When the trademark is published, third parties who considered themselves adversely affected with the registration of the trademark have a period of six months to file oppositions.

Opposition proceedings are launched at OAPI by filing a notice that provides detailed grounds on which the opposition is based. OAPI will then notify the registrant of the opposition, to which it has three months to reply. After this, there is only one set of observations – an oral hearing, which is set between both parties through their representatives, where each entity can defend its case. The trademark office will then deliver a decision on the merits of the opposition, which usually takes between four and six months. The office’s decision can be challenged via an appeal to the High Commission of Appeals within three months from notification of the decision. If the High Commission considers the opposition to be valid, the trademark application will be cancelled.

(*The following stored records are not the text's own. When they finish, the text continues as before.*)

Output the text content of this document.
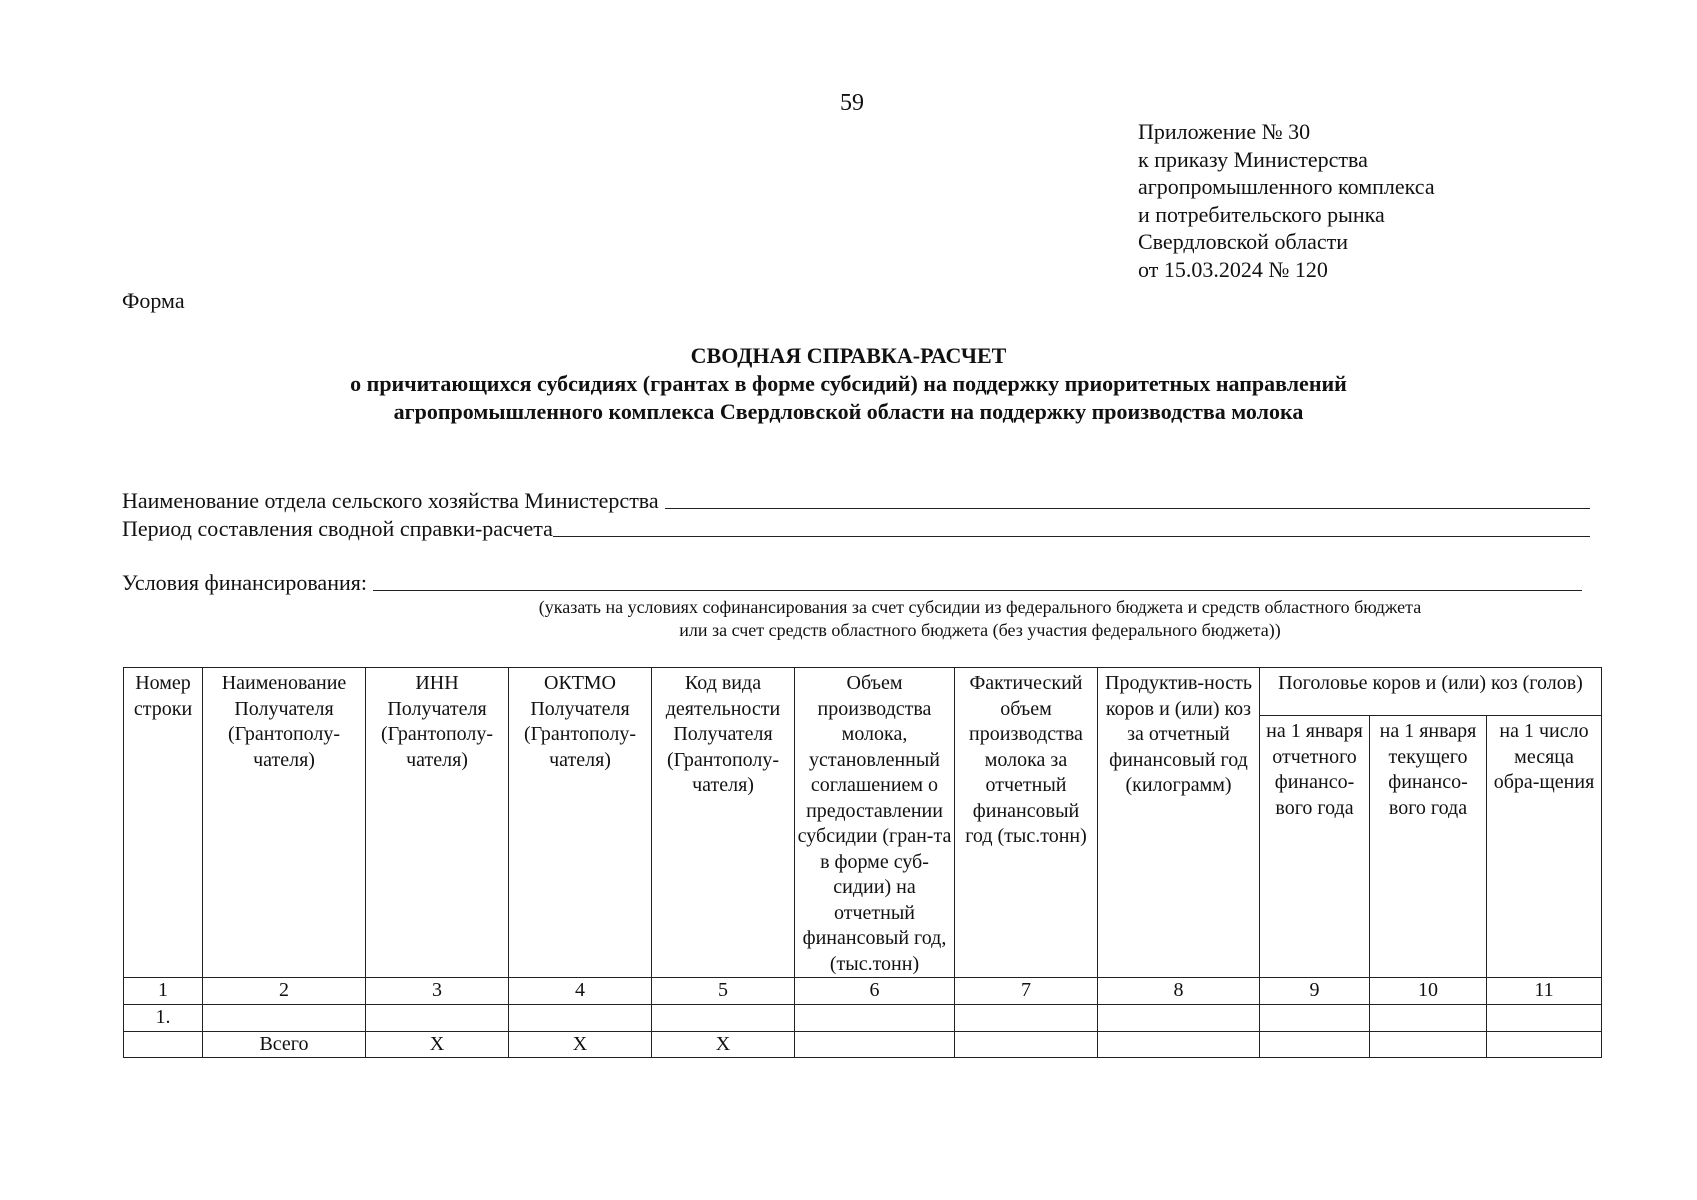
59
Приложение № 30
к приказу Министерства
агропромышленного комплекса
и потребительского рынка
Свердловской области
от 15.03.2024 № 120
Форма
СВОДНАЯ СПРАВКА-РАСЧЕТ
о причитающихся субсидиях (грантах в форме субсидий) на поддержку приоритетных направлений
агропромышленного комплекса Свердловской области на поддержку производства молока
Наименование отдела сельского хозяйства Министерства
Период составления сводной справки-расчета
Условия финансирования:
(указать на условиях софинансирования за счет субсидии из федерального бюджета и средств областного бюджета
или за счет средств областного бюджета (без участия федерального бюджета))
Номер строки	Наименование Получателя (Грантополу-чателя)	ИНН Получателя (Грантополу-чателя)	ОКТМО Получателя (Грантополу-чателя)	Код вида деятельности Получателя (Грантополу-чателя)	Объем производства молока, установленный соглашением о предоставлении субсидии (гран-та в форме суб-сидии) на отчетный финансовый год, (тыс.тонн)	Фактический объем производства молока за отчетный финансовый год (тыс.тонн)	Продуктив-ность коров и (или) коз за отчетный финансовый год (килограмм)	Поголовье коров и (или) коз (голов)		
								на 1 января отчетного финансо-вого года	на 1 января текущего финансо-вого года	на 1 число месяца обра-щения
1	2	3	4	5	6	7	8	9	10	11
1.										
	Всего	Х	Х	Х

If no opposition is filed, the registration certificate becomes definite and the trademark is fully protected in all member states.


OAPI time frames

If an application goes unchallenged, the registration process from application to filing usually takes between 10 and 14 months. The trademark is valid for 10 years from the filing date (not the registration date) and can be renewed indefinitely for 10-year periods on payment of the prescribed fee.

A trademark can still be challenged after being registered; thus, it is possible to file for the cancellation of a trademark on the grounds of non-use (there is a continuous non-use period of five years from the date of registration) or due to the owner’s bad faith. In both cases, the court is the responsible body.